I have been through both Rita and Ike with bees. I just put something heavy on top of them, like a cinder block. I have only lost two hives (out of about 100) and those where during Ike. They weren't quite far enough away from a large Oak tree that went down, and got crushed.


----------



## BEES4U (Oct 10, 2007)

Hurricane Bill
Category 4
Wind speed is now at 140 mph.
Ernie


----------



## DiverDog (Apr 22, 2009)

Tom G. Laury said:


> C'mon, El Ninö,................C'mon Pineapple express!


I started laughing my butt off over this one. My wife is in the kitchen just looking at me weirdly, and then I read your post.

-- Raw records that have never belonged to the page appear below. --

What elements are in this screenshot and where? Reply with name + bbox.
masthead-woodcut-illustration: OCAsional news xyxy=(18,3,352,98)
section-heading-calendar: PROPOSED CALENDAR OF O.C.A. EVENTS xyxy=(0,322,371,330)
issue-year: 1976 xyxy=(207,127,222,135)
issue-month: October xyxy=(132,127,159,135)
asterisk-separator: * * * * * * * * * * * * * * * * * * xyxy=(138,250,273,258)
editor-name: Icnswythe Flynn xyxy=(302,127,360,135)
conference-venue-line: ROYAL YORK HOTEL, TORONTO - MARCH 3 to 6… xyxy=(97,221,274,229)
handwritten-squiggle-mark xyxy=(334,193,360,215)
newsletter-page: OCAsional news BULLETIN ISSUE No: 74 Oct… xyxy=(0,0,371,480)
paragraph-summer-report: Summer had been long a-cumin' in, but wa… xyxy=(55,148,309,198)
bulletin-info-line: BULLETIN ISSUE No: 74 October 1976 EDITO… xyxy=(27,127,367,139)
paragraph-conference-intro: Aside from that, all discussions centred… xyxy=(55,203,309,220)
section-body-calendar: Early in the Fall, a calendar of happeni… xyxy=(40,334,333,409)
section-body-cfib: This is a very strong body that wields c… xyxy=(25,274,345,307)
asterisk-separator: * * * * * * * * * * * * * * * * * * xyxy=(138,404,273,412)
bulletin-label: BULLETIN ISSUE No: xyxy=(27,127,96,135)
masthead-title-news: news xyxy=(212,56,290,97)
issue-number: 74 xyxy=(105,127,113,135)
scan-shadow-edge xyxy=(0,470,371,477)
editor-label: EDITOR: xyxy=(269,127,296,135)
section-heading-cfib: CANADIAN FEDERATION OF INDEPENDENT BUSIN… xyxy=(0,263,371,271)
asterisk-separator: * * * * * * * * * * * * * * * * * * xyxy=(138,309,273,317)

Thought she was gonna spit the water right out of her mouth.


----------



## BEES4U (Oct 10, 2007)

Hurrican Bill's update:
http://www.stormpulse.com/
Ernie


----------



## BEES4U (Oct 10, 2007)

Pacific Basin:
And. here's HILDA!
http://www.stormpulse.com/pacific
Ernie


----------



## BEES4U (Oct 10, 2007)

Hilda update:

Hilda to San Diego -2,258 miles
Ernie


----------



## BEES4U (Oct 10, 2007)

Hurricane Bill is headed to the UK:
http://www.stormpulse.com/
Ernie


----------



## Hambone (Mar 17, 2008)

BEES4U said:


> Here is a good web site on current hullicanes:
> 
> http://www.stormpulse.com/


There is another one brewing.


----------